Outrage has been growing among the world’s obscenely wealthy after Oprah Winfrey revealed last week she had been humiliated in a Swiss boutique. According to Winfrey, the sales assistant told her that the $38,000 purse she wanted to look at was “too expensive” for her.
High-net-worth individuals from around the globe are speaking out about what they say is a growing problem: lower rates of cowering by the world’s sales staff, as well as a troubling tendency for them to “speak when they’re not being spoken to.”
While most jetsetters are planning to boycott Trois Pommes, the Zurich designer boutique where the attack on Oprah occurred, others says they will boycott all of Switzerland, a country once known to respect wealth. A few tycoons even say they just might buy up all of the country and turn it into a giant Alps-themed amusement park, just to “show them who’s boss.”
Rolan Friedrich, a member of the House of Hohenzollern and activist for the rich, said the Winfrey incident is a cause for concern.
“Everyone, even this pest at the purse shop, knows that Oprah Winfrey is the world’s richest and most powerful woman in media,” Friedrich said. “If peons like this sales wench can demean Oprah’s vast riches, they can do it to us, too.”
“The vendors of the world — you little sales boys and sales girls who work ten hours a day before returning to your cramped apartment where you eat a cold tin of beans while watching ‘The Voice’ — you need to realize that we are rich,” Friedrich said. “Very, very well-off. Don’t ever assume we can’t afford something you sell.”
Oprah is also drawing support from the ranks of the nouveaux riches. Wu Jindong, one of China’s most successful internet entrepreneurs — yet who was born to a peasant family — tried to put the situation in perspective.
“I believe I speak for all very rich people, from Saudi princes to Indian steel magnates, from European aristocrats to American hip-hop stars,” Jindong said. “If you sell it, we can buy it. We have money — and lots of it. You think a million dollars sounds like a lot of cash? Do you, kid? I have news for you. Some of us have a million dollars — times five or six thousand. That’s right. I’m talking billions of dollars. And we’ll spend — or not. It’s up to us.”

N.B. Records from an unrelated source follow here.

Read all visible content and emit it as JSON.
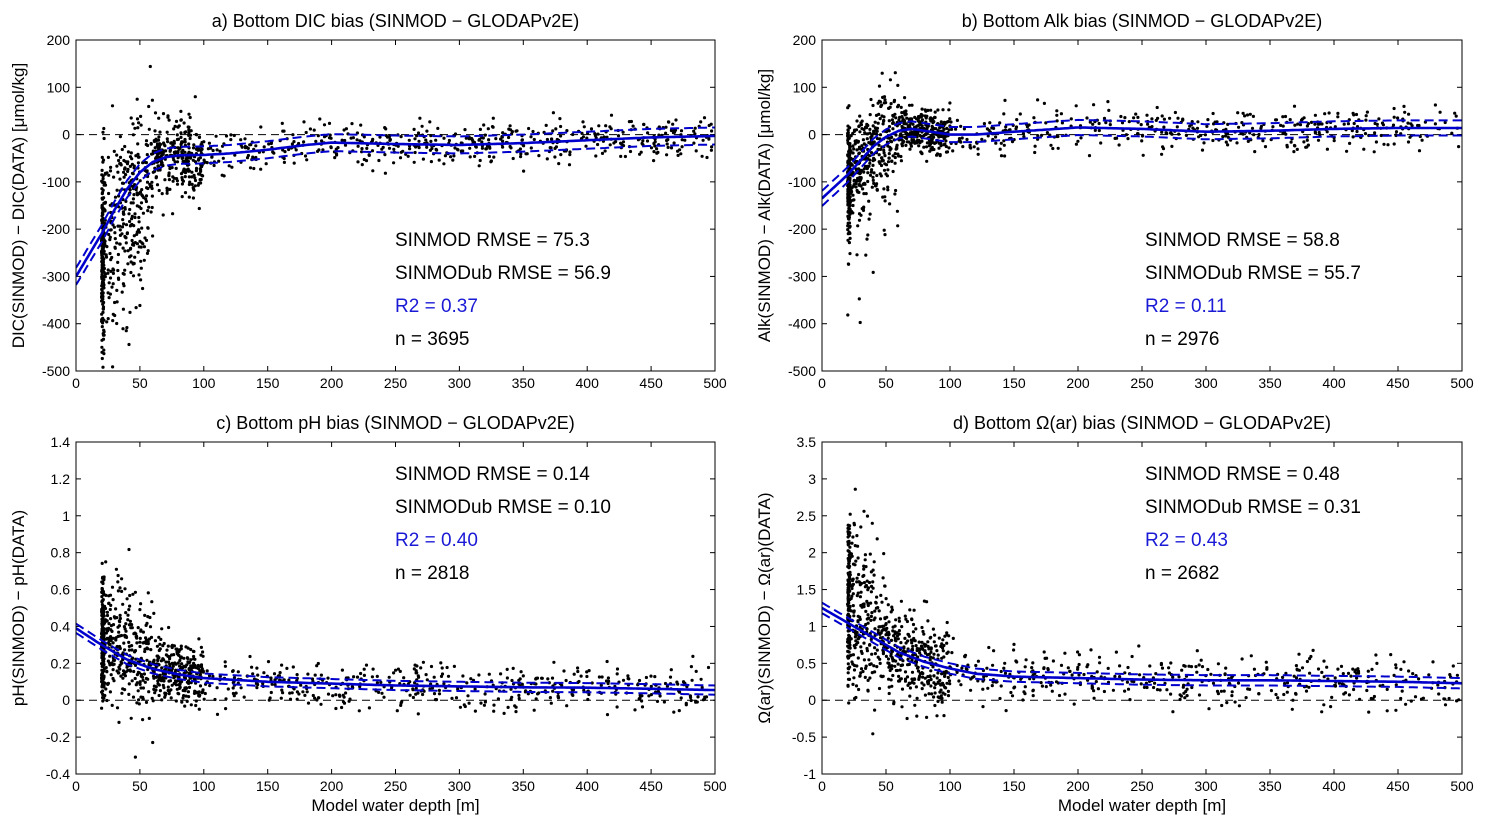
{
  "figure": {
    "xlabel": "Model water depth [m]",
    "colors": {
      "fit": "#0000cc",
      "points": "#000000",
      "zero_line": "#000000",
      "r2_text": "#1a1ad6"
    }
  },
  "chart_data": [
    {
      "type": "scatter",
      "panel": "a",
      "title": "a) Bottom DIC bias (SINMOD − GLODAPv2E)",
      "xlabel": "",
      "ylabel": "DIC(SINMOD) − DIC(DATA) [μmol/kg]",
      "xlim": [
        0,
        500
      ],
      "ylim": [
        -500,
        200
      ],
      "xticks": [
        0,
        50,
        100,
        150,
        200,
        250,
        300,
        350,
        400,
        450,
        500
      ],
      "yticks": [
        -500,
        -400,
        -300,
        -200,
        -100,
        0,
        100,
        200
      ],
      "stats": [
        "SINMOD RMSE = 75.3",
        "SINMODub RMSE = 56.9",
        "R2 = 0.37",
        "n = 3695"
      ],
      "fit": {
        "x": [
          0,
          20,
          30,
          40,
          50,
          60,
          70,
          80,
          100,
          120,
          150,
          180,
          200,
          250,
          300,
          350,
          400,
          450,
          500
        ],
        "y": [
          -300,
          -210,
          -160,
          -115,
          -80,
          -58,
          -48,
          -44,
          -43,
          -40,
          -32,
          -22,
          -17,
          -20,
          -22,
          -18,
          -12,
          -6,
          -3
        ],
        "ci": 18
      },
      "scatter": {
        "n_shown": 1300,
        "seed": 11,
        "kind": "dic"
      }
    },
    {
      "type": "scatter",
      "panel": "b",
      "title": "b) Bottom Alk bias (SINMOD − GLODAPv2E)",
      "xlabel": "",
      "ylabel": "Alk(SINMOD) − Alk(DATA) [μmol/kg]",
      "xlim": [
        0,
        500
      ],
      "ylim": [
        -500,
        200
      ],
      "xticks": [
        0,
        50,
        100,
        150,
        200,
        250,
        300,
        350,
        400,
        450,
        500
      ],
      "yticks": [
        -500,
        -400,
        -300,
        -200,
        -100,
        0,
        100,
        200
      ],
      "stats": [
        "SINMOD RMSE = 58.8",
        "SINMODub RMSE = 55.7",
        "R2 = 0.11",
        "n = 2976"
      ],
      "fit": {
        "x": [
          0,
          20,
          30,
          40,
          50,
          60,
          70,
          80,
          100,
          120,
          150,
          200,
          250,
          300,
          350,
          400,
          450,
          500
        ],
        "y": [
          -135,
          -85,
          -55,
          -25,
          -5,
          8,
          12,
          8,
          0,
          0,
          6,
          15,
          12,
          6,
          8,
          12,
          14,
          14
        ],
        "ci": 16
      },
      "scatter": {
        "n_shown": 1200,
        "seed": 23,
        "kind": "alk"
      }
    },
    {
      "type": "scatter",
      "panel": "c",
      "title": "c) Bottom pH bias (SINMOD − GLODAPv2E)",
      "xlabel": "Model water depth [m]",
      "ylabel": "pH(SINMOD) − pH(DATA)",
      "xlim": [
        0,
        500
      ],
      "ylim": [
        -0.4,
        1.4
      ],
      "xticks": [
        0,
        50,
        100,
        150,
        200,
        250,
        300,
        350,
        400,
        450,
        500
      ],
      "yticks": [
        -0.4,
        -0.2,
        0,
        0.2,
        0.4,
        0.6,
        0.8,
        1,
        1.2,
        1.4
      ],
      "stats": [
        "SINMOD RMSE = 0.14",
        "SINMODub RMSE = 0.10",
        "R2 = 0.40",
        "n = 2818"
      ],
      "fit": {
        "x": [
          0,
          20,
          40,
          60,
          80,
          100,
          150,
          200,
          250,
          300,
          350,
          400,
          450,
          500
        ],
        "y": [
          0.39,
          0.3,
          0.22,
          0.17,
          0.14,
          0.12,
          0.1,
          0.09,
          0.08,
          0.075,
          0.07,
          0.068,
          0.062,
          0.055
        ],
        "ci": 0.025
      },
      "scatter": {
        "n_shown": 1200,
        "seed": 37,
        "kind": "ph"
      }
    },
    {
      "type": "scatter",
      "panel": "d",
      "title": "d) Bottom Ω(ar) bias (SINMOD − GLODAPv2E)",
      "xlabel": "Model water depth [m]",
      "ylabel": "Ω(ar)(SINMOD) − Ω(ar)(DATA)",
      "xlim": [
        0,
        500
      ],
      "ylim": [
        -1,
        3.5
      ],
      "xticks": [
        0,
        50,
        100,
        150,
        200,
        250,
        300,
        350,
        400,
        450,
        500
      ],
      "yticks": [
        -1,
        -0.5,
        0,
        0.5,
        1,
        1.5,
        2,
        2.5,
        3,
        3.5
      ],
      "stats": [
        "SINMOD RMSE = 0.48",
        "SINMODub RMSE = 0.31",
        "R2 = 0.43",
        "n = 2682"
      ],
      "fit": {
        "x": [
          0,
          20,
          40,
          60,
          80,
          100,
          120,
          150,
          200,
          250,
          300,
          350,
          400,
          450,
          500
        ],
        "y": [
          1.25,
          1.05,
          0.85,
          0.65,
          0.52,
          0.43,
          0.36,
          0.32,
          0.3,
          0.28,
          0.27,
          0.27,
          0.26,
          0.25,
          0.23
        ],
        "ci": 0.07
      },
      "scatter": {
        "n_shown": 1100,
        "seed": 53,
        "kind": "omega"
      }
    }
  ]
}
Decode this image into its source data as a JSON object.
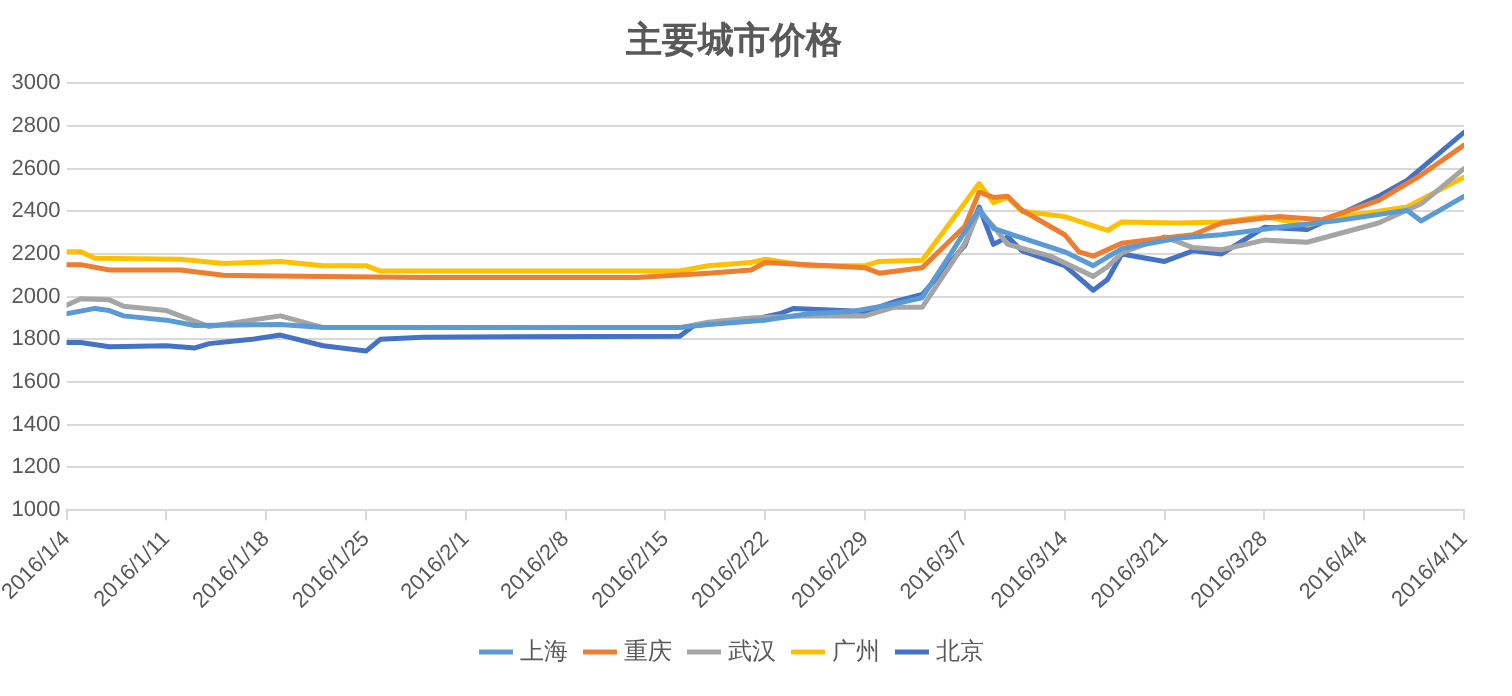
{
  "chart_data": {
    "type": "line",
    "title": "主要城市价格",
    "xlim": [
      "2016-01-04",
      "2016-04-11"
    ],
    "xticks": [
      {
        "value": "2016-01-04",
        "label": "2016/1/4"
      },
      {
        "value": "2016-01-11",
        "label": "2016/1/11"
      },
      {
        "value": "2016-01-18",
        "label": "2016/1/18"
      },
      {
        "value": "2016-01-25",
        "label": "2016/1/25"
      },
      {
        "value": "2016-02-01",
        "label": "2016/2/1"
      },
      {
        "value": "2016-02-08",
        "label": "2016/2/8"
      },
      {
        "value": "2016-02-15",
        "label": "2016/2/15"
      },
      {
        "value": "2016-02-22",
        "label": "2016/2/22"
      },
      {
        "value": "2016-02-29",
        "label": "2016/2/29"
      },
      {
        "value": "2016-03-07",
        "label": "2016/3/7"
      },
      {
        "value": "2016-03-14",
        "label": "2016/3/14"
      },
      {
        "value": "2016-03-21",
        "label": "2016/3/21"
      },
      {
        "value": "2016-03-28",
        "label": "2016/3/28"
      },
      {
        "value": "2016-04-04",
        "label": "2016/4/4"
      },
      {
        "value": "2016-04-11",
        "label": "2016/4/11"
      }
    ],
    "ylim": [
      1000,
      3000
    ],
    "yticks": [
      1000,
      1200,
      1400,
      1600,
      1800,
      2000,
      2200,
      2400,
      2600,
      2800,
      3000
    ],
    "grid": "y",
    "legend": "bottom",
    "marker": "none",
    "line_style": "solid",
    "series": [
      {
        "name": "上海",
        "color": "#5b9bd5",
        "x": [
          "2016-01-04",
          "2016-01-06",
          "2016-01-07",
          "2016-01-08",
          "2016-01-11",
          "2016-01-13",
          "2016-01-19",
          "2016-01-22",
          "2016-02-16",
          "2016-02-18",
          "2016-02-22",
          "2016-02-25",
          "2016-02-28",
          "2016-03-02",
          "2016-03-04",
          "2016-03-06",
          "2016-03-08",
          "2016-03-09",
          "2016-03-11",
          "2016-03-14",
          "2016-03-16",
          "2016-03-18",
          "2016-03-22",
          "2016-03-25",
          "2016-03-29",
          "2016-04-02",
          "2016-04-07",
          "2016-04-08",
          "2016-04-11"
        ],
        "values": [
          1920,
          1945,
          1935,
          1910,
          1890,
          1865,
          1870,
          1855,
          1855,
          1870,
          1890,
          1920,
          1930,
          1965,
          1995,
          2200,
          2410,
          2320,
          2275,
          2210,
          2145,
          2225,
          2275,
          2290,
          2325,
          2355,
          2405,
          2355,
          2470
        ]
      },
      {
        "name": "重庆",
        "color": "#ed7d31",
        "x": [
          "2016-01-04",
          "2016-01-05",
          "2016-01-07",
          "2016-01-12",
          "2016-01-15",
          "2016-01-29",
          "2016-02-13",
          "2016-02-18",
          "2016-02-21",
          "2016-02-22",
          "2016-02-29",
          "2016-03-01",
          "2016-03-04",
          "2016-03-07",
          "2016-03-08",
          "2016-03-09",
          "2016-03-10",
          "2016-03-11",
          "2016-03-14",
          "2016-03-15",
          "2016-03-16",
          "2016-03-18",
          "2016-03-21",
          "2016-03-23",
          "2016-03-25",
          "2016-03-29",
          "2016-04-01",
          "2016-04-05",
          "2016-04-08",
          "2016-04-11"
        ],
        "values": [
          2150,
          2150,
          2125,
          2125,
          2100,
          2090,
          2090,
          2110,
          2125,
          2160,
          2135,
          2110,
          2135,
          2330,
          2490,
          2465,
          2470,
          2405,
          2290,
          2210,
          2190,
          2250,
          2275,
          2290,
          2345,
          2375,
          2360,
          2450,
          2570,
          2710
        ]
      },
      {
        "name": "武汉",
        "color": "#a5a5a5",
        "x": [
          "2016-01-04",
          "2016-01-05",
          "2016-01-07",
          "2016-01-08",
          "2016-01-11",
          "2016-01-14",
          "2016-01-19",
          "2016-01-22",
          "2016-02-16",
          "2016-02-18",
          "2016-02-21",
          "2016-02-25",
          "2016-02-29",
          "2016-03-02",
          "2016-03-04",
          "2016-03-07",
          "2016-03-08",
          "2016-03-09",
          "2016-03-10",
          "2016-03-13",
          "2016-03-16",
          "2016-03-17",
          "2016-03-18",
          "2016-03-21",
          "2016-03-23",
          "2016-03-25",
          "2016-03-28",
          "2016-03-31",
          "2016-04-05",
          "2016-04-08",
          "2016-04-11"
        ],
        "values": [
          1960,
          1990,
          1985,
          1955,
          1935,
          1860,
          1910,
          1855,
          1855,
          1880,
          1900,
          1910,
          1910,
          1950,
          1950,
          2250,
          2400,
          2330,
          2245,
          2190,
          2095,
          2140,
          2205,
          2280,
          2230,
          2220,
          2265,
          2255,
          2345,
          2435,
          2600
        ]
      },
      {
        "name": "广州",
        "color": "#ffc000",
        "x": [
          "2016-01-04",
          "2016-01-05",
          "2016-01-06",
          "2016-01-12",
          "2016-01-15",
          "2016-01-19",
          "2016-01-22",
          "2016-01-25",
          "2016-01-26",
          "2016-02-16",
          "2016-02-18",
          "2016-02-21",
          "2016-02-22",
          "2016-02-25",
          "2016-02-29",
          "2016-03-01",
          "2016-03-04",
          "2016-03-08",
          "2016-03-09",
          "2016-03-10",
          "2016-03-11",
          "2016-03-14",
          "2016-03-17",
          "2016-03-18",
          "2016-03-22",
          "2016-03-25",
          "2016-03-28",
          "2016-03-31",
          "2016-04-03",
          "2016-04-07",
          "2016-04-11"
        ],
        "values": [
          2210,
          2210,
          2180,
          2175,
          2155,
          2165,
          2145,
          2145,
          2120,
          2120,
          2145,
          2160,
          2175,
          2145,
          2145,
          2165,
          2170,
          2530,
          2440,
          2465,
          2400,
          2375,
          2310,
          2350,
          2345,
          2350,
          2375,
          2335,
          2380,
          2420,
          2560
        ]
      },
      {
        "name": "北京",
        "color": "#4472c4",
        "x": [
          "2016-01-04",
          "2016-01-05",
          "2016-01-07",
          "2016-01-11",
          "2016-01-13",
          "2016-01-14",
          "2016-01-17",
          "2016-01-19",
          "2016-01-22",
          "2016-01-25",
          "2016-01-26",
          "2016-01-29",
          "2016-02-16",
          "2016-02-17",
          "2016-02-21",
          "2016-02-23",
          "2016-02-24",
          "2016-02-29",
          "2016-03-02",
          "2016-03-04",
          "2016-03-07",
          "2016-03-08",
          "2016-03-09",
          "2016-03-10",
          "2016-03-11",
          "2016-03-14",
          "2016-03-16",
          "2016-03-17",
          "2016-03-18",
          "2016-03-21",
          "2016-03-23",
          "2016-03-25",
          "2016-03-28",
          "2016-03-31",
          "2016-04-05",
          "2016-04-07",
          "2016-04-11"
        ],
        "values": [
          1785,
          1785,
          1765,
          1770,
          1760,
          1780,
          1800,
          1820,
          1770,
          1745,
          1800,
          1810,
          1815,
          1865,
          1890,
          1920,
          1945,
          1930,
          1975,
          2010,
          2240,
          2420,
          2245,
          2280,
          2215,
          2145,
          2030,
          2080,
          2200,
          2165,
          2215,
          2200,
          2325,
          2315,
          2470,
          2545,
          2770
        ]
      }
    ]
  }
}
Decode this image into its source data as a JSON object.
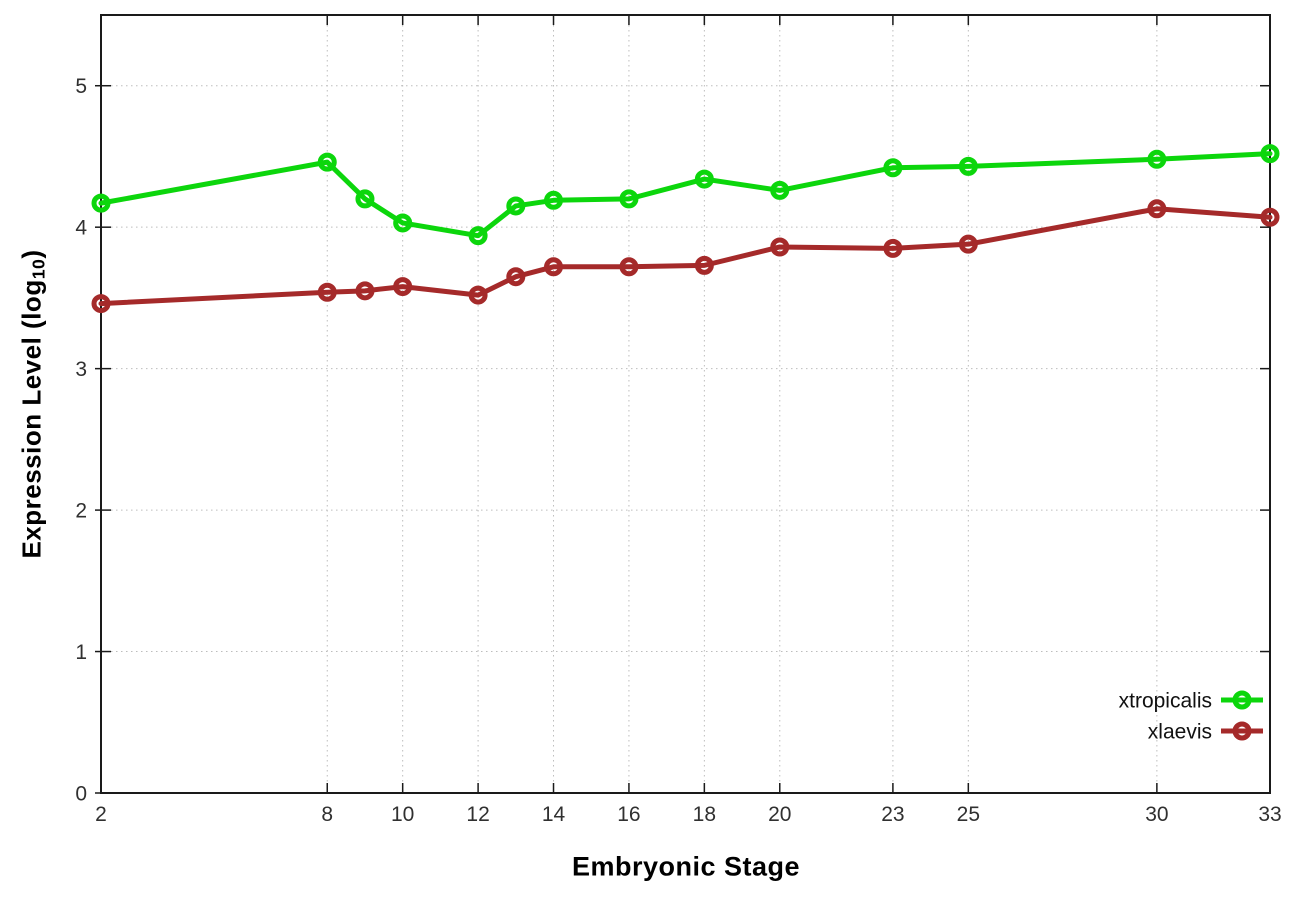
{
  "chart_data": {
    "type": "line",
    "title": "",
    "xlabel": "Embryonic Stage",
    "ylabel_main": "Expression Level (log",
    "ylabel_sub": "10",
    "ylabel_close": ")",
    "x": [
      2,
      8,
      9,
      10,
      12,
      13,
      14,
      16,
      18,
      20,
      23,
      25,
      30,
      33
    ],
    "series": [
      {
        "name": "xtropicalis",
        "color": "#0cd60c",
        "values": [
          4.17,
          4.46,
          4.2,
          4.03,
          3.94,
          4.15,
          4.19,
          4.2,
          4.34,
          4.26,
          4.42,
          4.43,
          4.48,
          4.52
        ]
      },
      {
        "name": "xlaevis",
        "color": "#a52a2a",
        "values": [
          3.46,
          3.54,
          3.55,
          3.58,
          3.52,
          3.65,
          3.72,
          3.72,
          3.73,
          3.86,
          3.85,
          3.88,
          4.13,
          4.07
        ]
      }
    ],
    "xlim": [
      2,
      33
    ],
    "ylim": [
      0,
      5.5
    ],
    "xticks": [
      2,
      8,
      10,
      12,
      14,
      16,
      18,
      20,
      23,
      25,
      30,
      33
    ],
    "yticks": [
      0,
      1,
      2,
      3,
      4,
      5
    ],
    "grid": true,
    "legend_position": "bottom-right",
    "marker": "open-circle",
    "colors": {
      "background": "#ffffff",
      "grid": "#bdbdbd",
      "axis": "#1a1a1a",
      "tick_label": "#303030",
      "legend_text": "#111111"
    }
  }
}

While Oprah has not publicly thanked the world’s super-wealthy, those close to her say she’s “touched” by the support she’s been given. One friend said that in the days after the Zurich incident, Oprah was so upset that she bought nearly 900 Tom Ford crocodile-skin purses identical to the one in Trois Pommes that was “too expensive” for her. She then had an assistant stack them in a pile, douse them with kerosene, and set them ablaze.